Glamour: being progressive by claiming Venus is not hideously fat

Glamour: being progressive by claiming Venus is not hideously fat

When I fly, I often get girly/womanly/fashionly magazines. Especially when I’m tired, it’s fun to flip through a magazine, read the advice columns and look at the pictures. In the last year or two, I’ve come to realize that what I’ve thought of as super-light barely-reading material is actually much more in the life of a fashionable woman. These magazine are the white-papers of the fashion world. They are the TED talks and Economist, all in one glossy package. The truly fashionable women study fashion very seriously, and invest a tremendous amount of mental energy and effort into keeping up with the latest advances in their areas of study. This is the need these magazines fulfill.

So you and I, in our desire to look like we care about fashion, had better at least read the Cliff notes version of the fashion magazines. (Note: my goal is to become your bullet-pointed, cliff-notes version. Unfortunately, that therefore requires me to read all these magazines cover to cover.)

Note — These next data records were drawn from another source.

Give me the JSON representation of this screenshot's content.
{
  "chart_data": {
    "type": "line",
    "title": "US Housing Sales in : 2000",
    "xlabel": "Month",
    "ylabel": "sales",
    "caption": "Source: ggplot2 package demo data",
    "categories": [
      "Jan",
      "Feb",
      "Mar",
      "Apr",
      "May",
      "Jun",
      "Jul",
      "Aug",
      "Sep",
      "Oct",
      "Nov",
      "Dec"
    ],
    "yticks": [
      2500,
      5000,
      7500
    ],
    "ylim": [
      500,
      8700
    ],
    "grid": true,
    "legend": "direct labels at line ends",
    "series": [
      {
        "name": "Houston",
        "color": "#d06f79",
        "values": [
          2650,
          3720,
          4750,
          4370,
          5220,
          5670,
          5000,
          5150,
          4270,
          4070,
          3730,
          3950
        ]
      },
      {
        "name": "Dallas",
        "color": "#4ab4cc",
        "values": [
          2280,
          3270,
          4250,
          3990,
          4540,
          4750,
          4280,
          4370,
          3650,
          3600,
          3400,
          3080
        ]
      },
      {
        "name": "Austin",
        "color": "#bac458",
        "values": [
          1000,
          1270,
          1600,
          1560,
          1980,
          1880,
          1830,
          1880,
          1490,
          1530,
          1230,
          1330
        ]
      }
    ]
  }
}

So I have set myself a goal of reading one fashion magazine cover to cover every month. From this, I will give you two things:

1) What has changed in fashion since the last month
2) Which fashion magazine is least gag-worthy and most helpful, in case you decide you need to use primary sources

Up first was Glamour Magazine. I read it for two consecutive months – September and October 2012 – since one month is too small a sample size.

First, the upside:
– Glamour offers 282 pages of content (probably 50% of which is paid advertising)
– If you buy it at the airport (my usual M.O.), it costs $7.99, which is a mid-range price.
– Reading it will give you a good overview of the season’s fashions
– Contains some good outfit ideas, even if most are too edgy to be attempted by amatuers
– There were one or two half-hearted attempts at body-positive writing.

Now, the downsides:
– Glamour sells the sort of celebrity-centric, dumb-girl, how-to-get-the-guy kind of fashion writing that convinced me at an early age that fashion was not meant for me.
– Representations of minorities are minimal. There was Gabby Douglas, Michelle Obama, and one smart Amazon add. By far, most of the women represented are are light-skinned.
– Body type variation was also very limited. My jaw dropped when they considered it a legitimate question whether “The Birth of Venus” representation was too fat. Very few of their fashion suggestions were optimized for women with non-fashionable sizes.
– It was very catty. September’s involved Posh Spice as the editor. At one point she talked about how “realistic” and “authentic” another woman was, and you could just hear the poison seeping through the pages.
– I was very annoyed by the “Tee hee hee aren’t we stupid” affectation. This month, it was pretending that a fit man’s body might make our vocabulary desert women. Last month, it was carrying a hollowed out book as a purse in order to make us seem smart… which we would only want to do in order to attract dudes. UGH.
– Totally ageist. There was a skin care regimen by decade. The list of things 20 year olds were expected to do was appalling. But the advice stopped at 40, because dude. After that? You’d pretty much dead.

Gag me with a spoon.

Gag me with a spoon. Also, it’s called an “Iliac Furrow”.

Conclusion: Buy if you’re really, really bored. But you can find better sources of fashion information, and gossipier, more fun columns. For the most part, don’t bother.